Red/black tree 2

The red/black tree is a binary search tree. to delete the red/black tree, follow the rules of the Binary Search Tree. To delete node Z (5), delete the minimum value of Y in the right subtree of Z and then assign the value of Y to the Z node. :

 

Then we will consider the red and black trees.

1. The deleted node y is red. We will not handle it. It is still a red-black tree.

2. If the y node is black and the x node is red, you only need to change the color of X to black. The number of black nodes will not change.

Only y nodes are black, and x nodes are black.

 

Case 1: X is black, PX (the original parent node of Y) is black, W is red.

Operation: first, dye Px in red, W in black, and then perform left-hand operation on W. The new x points to the original x node (the white node does not care about the color now), and the W points to the C node. Continue to call the delete operation.

Why does X point to x nodes? We use count (X) to represent the number of black nodes from x nodes to the leaf node path. Set count (PX ),

Then count (x) = count (PX)-2; because the Black y node is deleted in the middle. Count (A) = count (B) = count (PX)-1; then count (X) is still 1 smaller than count (A), continue to call.

 

 

Case 2: X is black, W is black, and A and B are also black. Simply dye W in red. The new x points to the PX node.
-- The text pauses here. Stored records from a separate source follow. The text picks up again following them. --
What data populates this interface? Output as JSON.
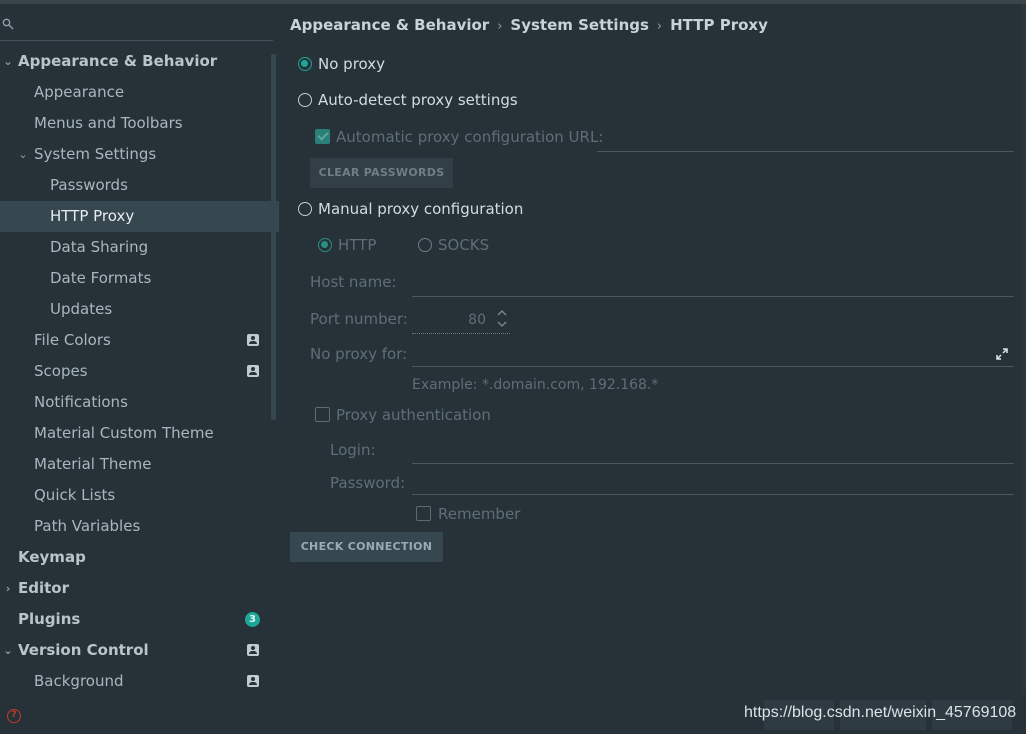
{
  "sidebar": {
    "items": [
      {
        "label": "Appearance & Behavior",
        "level": 0,
        "arrow": "⌄"
      },
      {
        "label": "Appearance",
        "level": 1
      },
      {
        "label": "Menus and Toolbars",
        "level": 1
      },
      {
        "label": "System Settings",
        "level": 1,
        "arrow": "⌄"
      },
      {
        "label": "Passwords",
        "level": 2
      },
      {
        "label": "HTTP Proxy",
        "level": 2,
        "selected": true
      },
      {
        "label": "Data Sharing",
        "level": 2
      },
      {
        "label": "Date Formats",
        "level": 2
      },
      {
        "label": "Updates",
        "level": 2
      },
      {
        "label": "File Colors",
        "level": 1,
        "icon": "user-icon"
      },
      {
        "label": "Scopes",
        "level": 1,
        "icon": "user-icon"
      },
      {
        "label": "Notifications",
        "level": 1
      },
      {
        "label": "Material Custom Theme",
        "level": 1
      },
      {
        "label": "Material Theme",
        "level": 1
      },
      {
        "label": "Quick Lists",
        "level": 1
      },
      {
        "label": "Path Variables",
        "level": 1
      },
      {
        "label": "Keymap",
        "level": 0
      },
      {
        "label": "Editor",
        "level": 0,
        "arrow": "›"
      },
      {
        "label": "Plugins",
        "level": 0,
        "badge": "3"
      },
      {
        "label": "Version Control",
        "level": 0,
        "arrow": "⌄",
        "icon": "user-icon"
      },
      {
        "label": "Background",
        "level": 1,
        "icon": "user-icon"
      }
    ]
  },
  "breadcrumb": {
    "part1": "Appearance & Behavior",
    "part2": "System Settings",
    "part3": "HTTP Proxy",
    "separator": "›"
  },
  "proxy": {
    "no_proxy": "No proxy",
    "auto_detect": "Auto-detect proxy settings",
    "auto_config_url": "Automatic proxy configuration URL:",
    "clear_passwords": "CLEAR PASSWORDS",
    "manual": "Manual proxy configuration",
    "http": "HTTP",
    "socks": "SOCKS",
    "host_name": "Host name:",
    "port_number": "Port number:",
    "port_value": "80",
    "no_proxy_for": "No proxy for:",
    "example": "Example: *.domain.com, 192.168.*",
    "proxy_auth": "Proxy authentication",
    "login": "Login:",
    "password": "Password:",
    "remember": "Remember",
    "check_connection": "CHECK CONNECTION",
    "selected_mode": "No proxy"
  },
  "footer": {
    "watermark": "https://blog.csdn.net/weixin_45769108"
  },
  "colors": {
    "background": "#263238",
    "selection": "#37474f",
    "accent": "#1da699"
  }
}
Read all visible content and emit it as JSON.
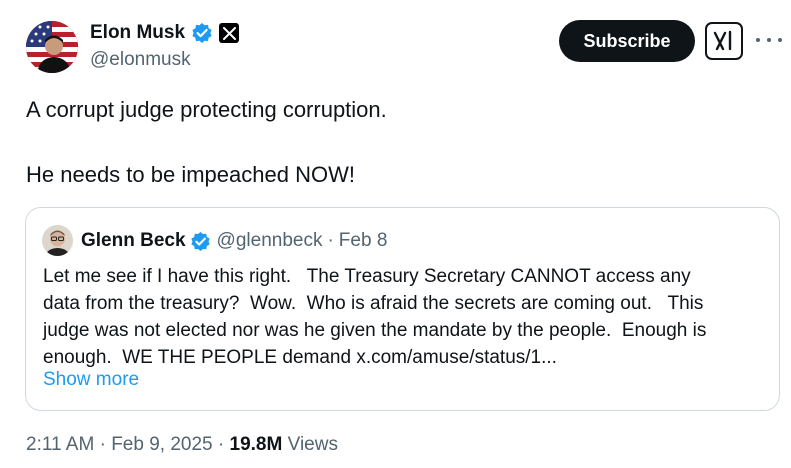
{
  "author": {
    "name": "Elon Musk",
    "handle": "@elonmusk",
    "avatar_icon": "avatar-flag-photo",
    "verified_icon": "verified-badge-icon",
    "affiliate_icon": "x-logo-icon"
  },
  "header": {
    "subscribe_label": "Subscribe",
    "grok_icon": "grok-icon",
    "more_icon": "more-options-icon"
  },
  "post": {
    "line1": "A corrupt judge protecting corruption.",
    "line2": "He needs to be impeached NOW!"
  },
  "quote": {
    "name": "Glenn Beck",
    "handle": "@glennbeck",
    "separator": "·",
    "date": "Feb 8",
    "text": "Let me see if I have this right.   The Treasury Secretary CANNOT access any\ndata from the treasury?  Wow.  Who is afraid the secrets are coming out.   This\njudge was not elected nor was he given the mandate by the people.  Enough is\nenough.  WE THE PEOPLE demand x.com/amuse/status/1...",
    "show_more": "Show more"
  },
  "footer": {
    "time": "2:11 AM",
    "sep1": "·",
    "date": "Feb 9, 2025",
    "sep2": "·",
    "views_count": "19.8M",
    "views_label": "Views"
  },
  "colors": {
    "verified_blue": "#1d9bf0",
    "text_primary": "#0f1419",
    "text_secondary": "#536471",
    "border": "#cfd9de",
    "button_dark": "#0f1419"
  }
}
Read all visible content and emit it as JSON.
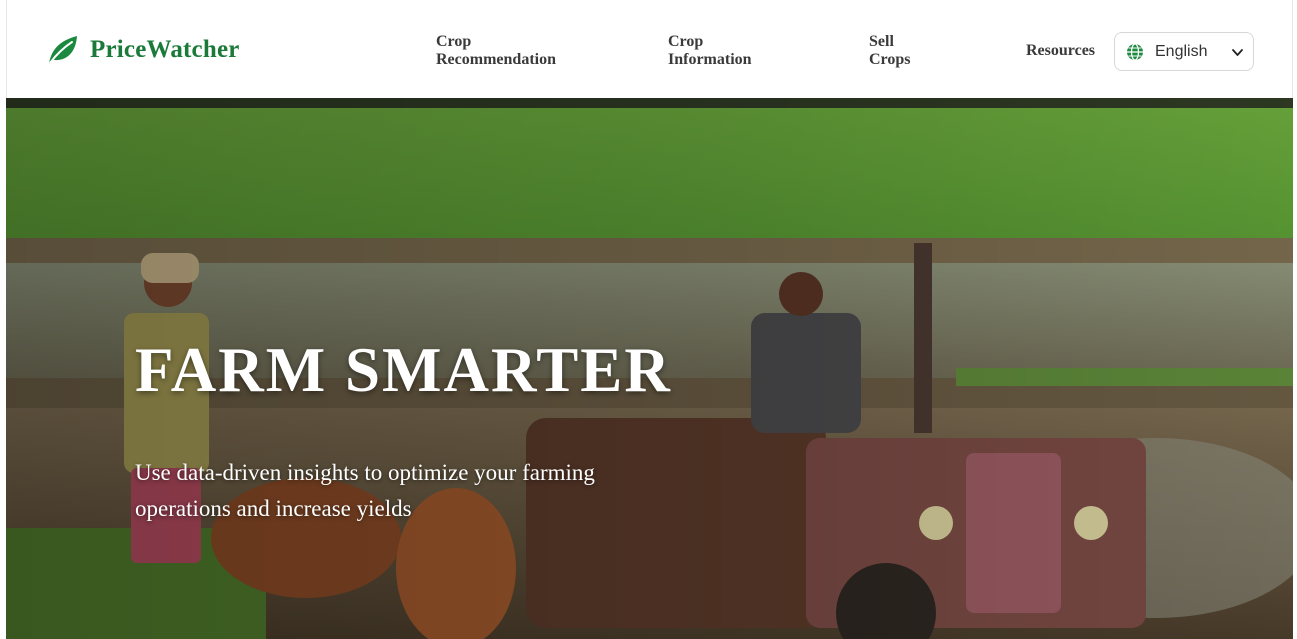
{
  "brand": {
    "name": "PriceWatcher",
    "logo_icon": "leaf-icon",
    "color": "#1b7a3a"
  },
  "nav": {
    "crop_recommendation": [
      "Crop",
      "Recommendation"
    ],
    "crop_information": [
      "Crop",
      "Information"
    ],
    "sell_crops": [
      "Sell",
      "Crops"
    ],
    "resources": "Resources"
  },
  "language_select": {
    "icon": "globe-icon",
    "value": "English",
    "chevron": "chevron-down-icon"
  },
  "hero": {
    "title": "FARM SMARTER",
    "subtitle": "Use data-driven insights to optimize your farming operations and increase yields",
    "image_icon": "farm-field-photo"
  }
}
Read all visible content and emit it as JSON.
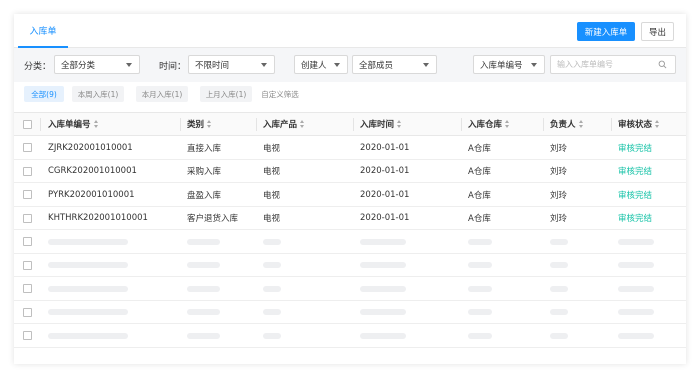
{
  "header": {
    "active_tab": "入库单",
    "new_button": "新建入库单",
    "export_button": "导出"
  },
  "filters": {
    "category_label": "分类：",
    "category_value": "全部分类",
    "time_label": "时间：",
    "time_value": "不限时间",
    "creator_select": "创建人",
    "member_value": "全部成员",
    "field_select": "入库单编号",
    "search_placeholder": "输入入库单编号"
  },
  "quick_tabs": [
    {
      "label": "全部(9)",
      "active": true
    },
    {
      "label": "本周入库(1)",
      "active": false
    },
    {
      "label": "本月入库(1)",
      "active": false
    },
    {
      "label": "上月入库(1)",
      "active": false
    },
    {
      "label": "自定义筛选",
      "active": false
    }
  ],
  "table": {
    "columns": [
      "入库单编号",
      "类别",
      "入库产品",
      "入库时间",
      "入库仓库",
      "负责人",
      "审核状态"
    ],
    "rows": [
      [
        "ZJRK202001010001",
        "直接入库",
        "电视",
        "2020-01-01",
        "A仓库",
        "刘玲",
        "审核完结"
      ],
      [
        "CGRK202001010001",
        "采购入库",
        "电视",
        "2020-01-01",
        "A仓库",
        "刘玲",
        "审核完结"
      ],
      [
        "PYRK202001010001",
        "盘盈入库",
        "电视",
        "2020-01-01",
        "A仓库",
        "刘玲",
        "审核完结"
      ],
      [
        "KHTHRK202001010001",
        "客户退货入库",
        "电视",
        "2020-01-01",
        "A仓库",
        "刘玲",
        "审核完结"
      ]
    ]
  },
  "colors": {
    "accent": "#1890ff",
    "status_ok": "#13c2a6"
  }
}
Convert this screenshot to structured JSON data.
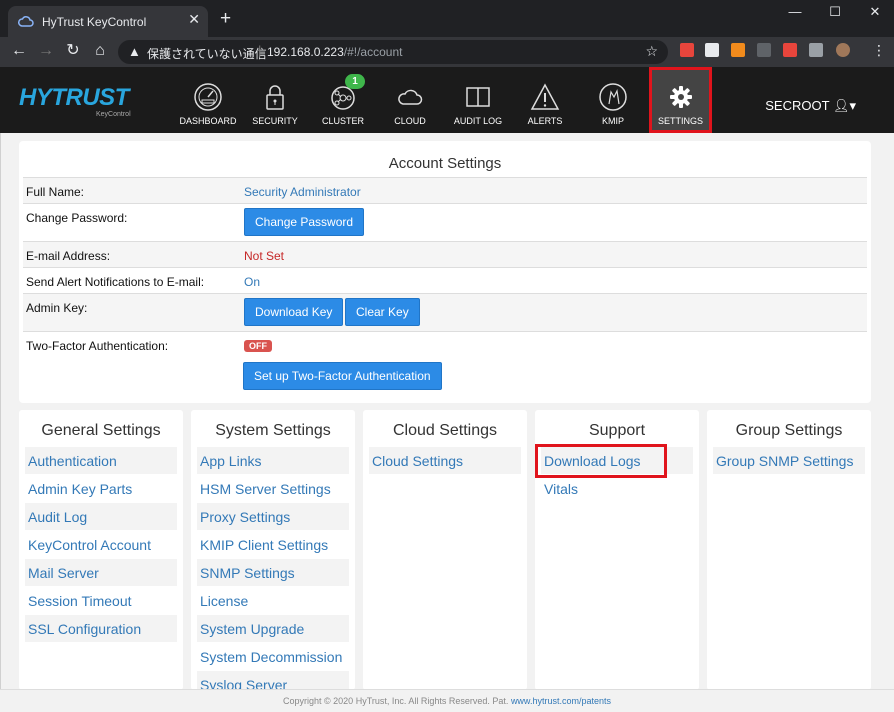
{
  "browser": {
    "tab_title": "HyTrust KeyControl",
    "tab_close": "✕",
    "new_tab": "+",
    "url_warning": "保護されていない通信",
    "url_host": "192.168.0.223",
    "url_path": "/#!/account"
  },
  "app": {
    "logo": "HYTRUST",
    "logo_sub": "KeyControl",
    "nav": [
      {
        "label": "DASHBOARD",
        "icon": "dashboard-icon"
      },
      {
        "label": "SECURITY",
        "icon": "lock-icon"
      },
      {
        "label": "CLUSTER",
        "icon": "cluster-icon",
        "badge": "1"
      },
      {
        "label": "CLOUD",
        "icon": "cloud-icon"
      },
      {
        "label": "AUDIT LOG",
        "icon": "book-icon"
      },
      {
        "label": "ALERTS",
        "icon": "alert-icon"
      },
      {
        "label": "KMIP",
        "icon": "kmip-icon"
      },
      {
        "label": "SETTINGS",
        "icon": "gear-icon"
      }
    ],
    "user": "SECROOT"
  },
  "account": {
    "title": "Account Settings",
    "full_name_label": "Full Name:",
    "full_name": "Security Administrator",
    "change_password_label": "Change Password:",
    "change_password_button": "Change Password",
    "email_label": "E-mail Address:",
    "email": "Not Set",
    "alerts_label": "Send Alert Notifications to E-mail:",
    "alerts_value": "On",
    "admin_key_label": "Admin Key:",
    "download_key_button": "Download Key",
    "clear_key_button": "Clear Key",
    "two_factor_label": "Two-Factor Authentication:",
    "two_factor_status": "OFF",
    "two_factor_button": "Set up Two-Factor Authentication"
  },
  "panels": [
    {
      "title": "General Settings",
      "items": [
        "Authentication",
        "Admin Key Parts",
        "Audit Log",
        "KeyControl Account",
        "Mail Server",
        "Session Timeout",
        "SSL Configuration"
      ]
    },
    {
      "title": "System Settings",
      "items": [
        "App Links",
        "HSM Server Settings",
        "Proxy Settings",
        "KMIP Client Settings",
        "SNMP Settings",
        "License",
        "System Upgrade",
        "System Decommission",
        "Syslog Server"
      ]
    },
    {
      "title": "Cloud Settings",
      "items": [
        "Cloud Settings"
      ]
    },
    {
      "title": "Support",
      "items": [
        "Download Logs",
        "Vitals"
      ]
    },
    {
      "title": "Group Settings",
      "items": [
        "Group SNMP Settings"
      ]
    }
  ],
  "footer": {
    "text": "Copyright © 2020 HyTrust, Inc. All Rights Reserved. Pat.",
    "link": "www.hytrust.com/patents"
  },
  "colors": {
    "brand_blue": "#29a6de",
    "button_blue": "#2c8be6",
    "highlight_red": "#e0141c",
    "header_bg": "#1b1b1b"
  }
}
Before the change: Count (PX) = M, count (x) = m-2. Count (w) = m-1.

After the conversion: Count (w) = m-2, count (x) = m-2, then count (PX) = m-1.

A black parent node equivalent to PX is deleted.

Case 3: X is black, W is black, A is red, and B is black. (We do not care about the pixel color ).

First, a performs the right rotation operation, and then changes a to black, w to red, X to X, and w to a node. The proof is the same as above.

 

Case 4: X is black, W is black, B is red, and A is black or red.

Operation: Perform the left rotation operation on W, and then dye W to the original PX color, B to the black color, and PX to the black color.

This can end.

It can be proved in the same way.

 

Time Complexity of the delete operation: O (lgn ).

So far, the insert/delete operation of the red/black tree has been completed.